VoIP: A Birthing Story
In the 1970s, most people hadn't heard of computers. By the 1980s, everyone had heard of them, massive giant calculating machines of complicated systems that took up an entire room. In the 1990s, computers were beginning to be a considered a common household luxury. As the new century dawned, people began carrying portable computers that would have astonished the 80s, whimsically labeled called laptops, and computers had become a household necessity. As we approach 2010, it is not uncommon for most households to have between 2 and 5 computers, and most students and business employees to either own or lease a personal laptop.
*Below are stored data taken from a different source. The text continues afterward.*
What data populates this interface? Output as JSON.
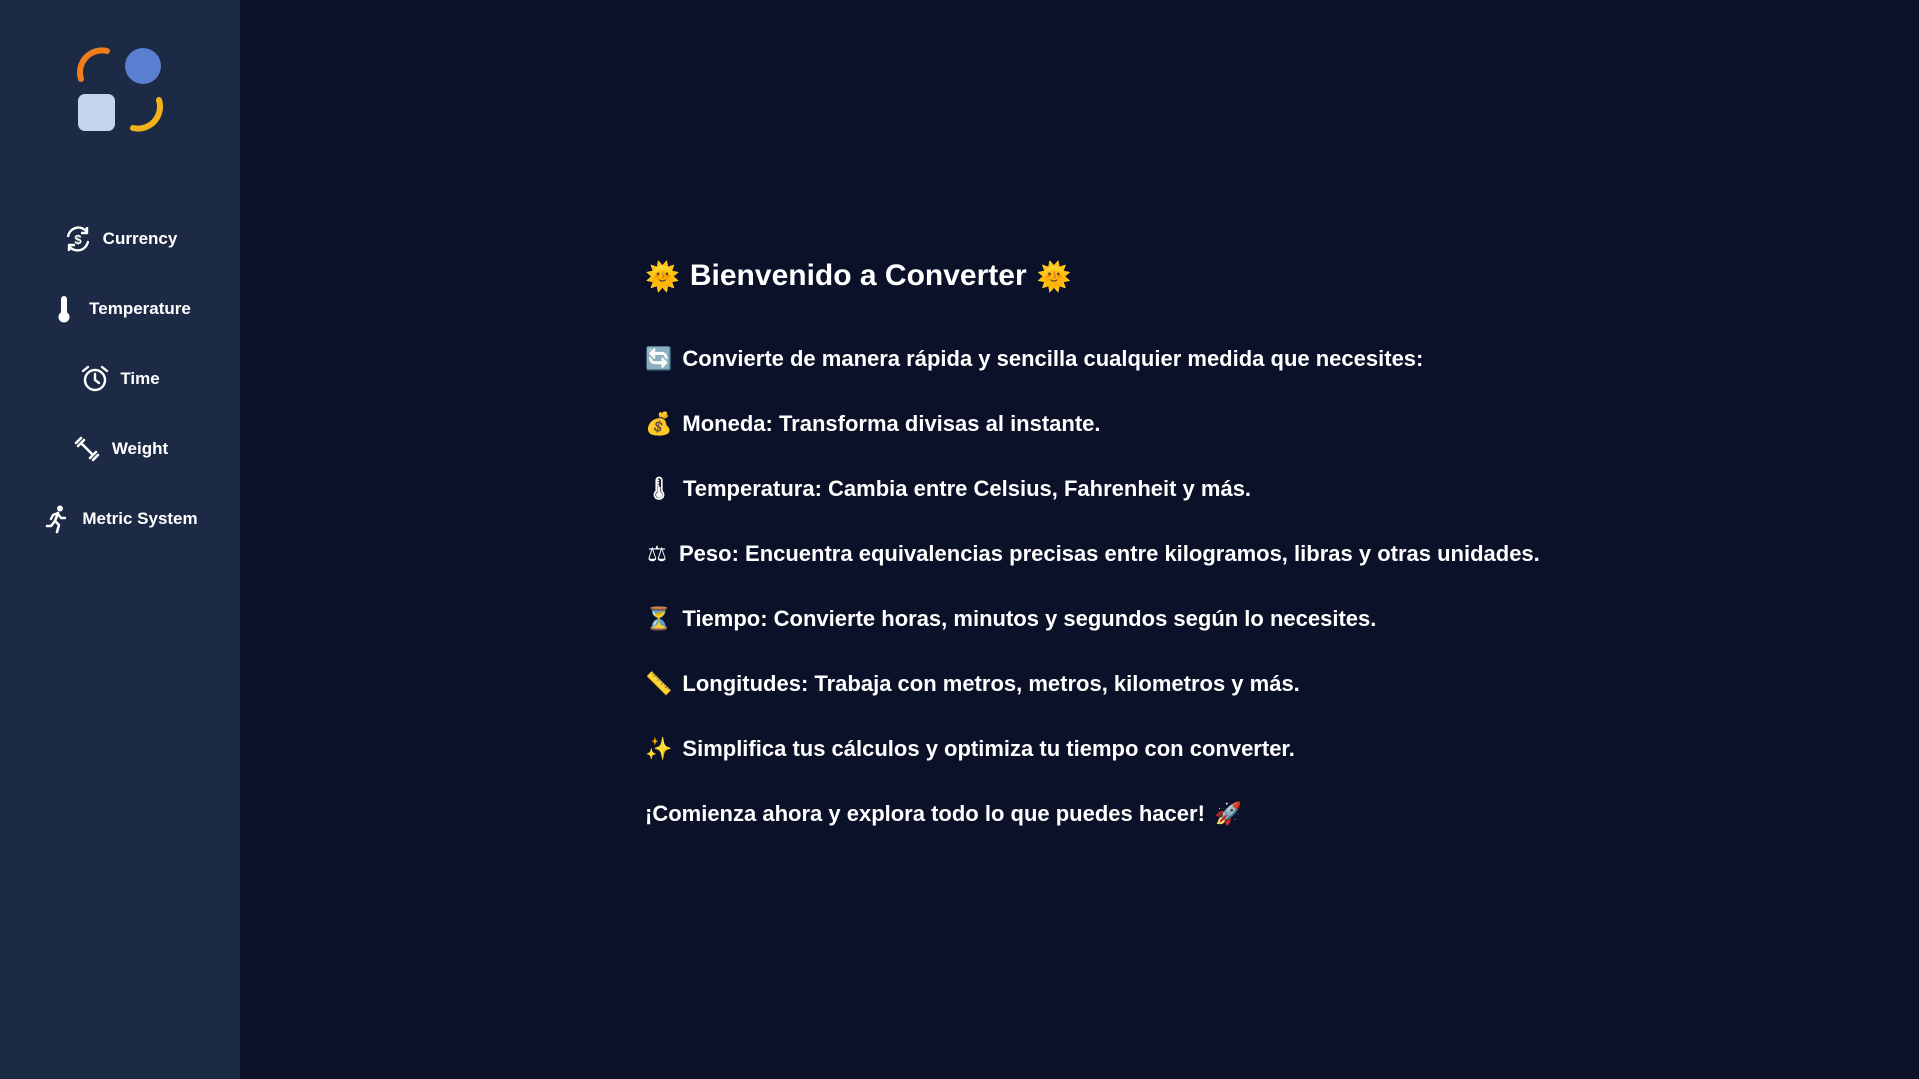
{
  "sidebar": {
    "items": [
      {
        "label": "Currency",
        "icon": "currency-exchange-icon"
      },
      {
        "label": "Temperature",
        "icon": "thermometer-icon"
      },
      {
        "label": "Time",
        "icon": "alarm-clock-icon"
      },
      {
        "label": "Weight",
        "icon": "dumbbell-icon"
      },
      {
        "label": "Metric System",
        "icon": "running-person-icon"
      }
    ]
  },
  "main": {
    "title": "Bienvenido a Converter",
    "title_emoji": "🌞",
    "lines": [
      {
        "emoji": "🔄",
        "text": "Convierte de manera rápida y sencilla cualquier medida que necesites:"
      },
      {
        "emoji": "💰",
        "text": "Moneda: Transforma divisas al instante."
      },
      {
        "emoji": "🌡",
        "text": "Temperatura: Cambia entre Celsius, Fahrenheit y más."
      },
      {
        "emoji": "⚖",
        "text": "Peso: Encuentra equivalencias precisas entre kilogramos, libras y otras unidades."
      },
      {
        "emoji": "⏳",
        "text": "Tiempo: Convierte horas, minutos y segundos según lo necesites."
      },
      {
        "emoji": "📏",
        "text": "Longitudes: Trabaja con metros, metros, kilometros y más."
      },
      {
        "emoji": "✨",
        "text": "Simplifica tus cálculos y optimiza tu tiempo con converter."
      }
    ],
    "cta": {
      "text": "¡Comienza ahora y explora todo lo que puedes hacer!",
      "emoji": "🚀"
    }
  },
  "colors": {
    "sidebar_bg": "#1d2a45",
    "main_bg": "#0a1128",
    "logo_orange": "#f07d1a",
    "logo_blue": "#5b7fd0",
    "logo_light": "#c7d4f0",
    "logo_yellow": "#f2b31a"
  }
}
In the 1870s, Alexander Graham Bell transmitted the first sentence over distance via a device he called the telephone, "Mr. Watson, come here! I want to see you!" Telephone switchboards and rotary dials were developed, and telephones become less cumbersome and complex. By the 1920s, long distance telephone lines had been developed, although they were almost always shared 'party lines', serving multiple users. These functioned as if all persons were linked like we experience today in our own home landline, a person in the basement cannot dial out while someone in the kitchen is on the phone, although you can overhear everything they are saying. In the 1970s, the first call was made on a portable 'cellular phone,' and by the 1980s, commercial cellular service was available in limited areas of the US. As the century turned, the year 2000 saw universal cellular service, as well as drastically reduced prices and dramatically increased coverage and capability. With 2010 approaching, it is generally a given that every adult individual will have their own cellular line, and it is not an uncommon accoutrement even for middle school children.
A Charming Marriage of Technology
In 1995, the telephone met the computer under the tender matchmaking oversight of VocalTec Communications Inc., an Israeli telecom equipment provider. They launched the first ever program allowing users to speak to each other over a distance via computers connected to the internet, and VoIP technology was born. This writer doesn't know what the first sentence said was, and probably couldn't translate it, but the technology was rapidly assimilated into the American capitalist market via companies like Verizon, Vonage, Apple, Cisco, and more. By 2005 most people had heard of VoIP and a growing number of consumers were experimenting with its use. As the natural offspring born of telephones and computers, VoIP allows you to communicate with a telephone handset, via a computer internet interface, to anywhere in the nation and/or world, depending on your provider. As 2010 comes around the corner, VoIP usage is seeing exponential growth as individuals and businesses begin to utilize it as their primary means of communication.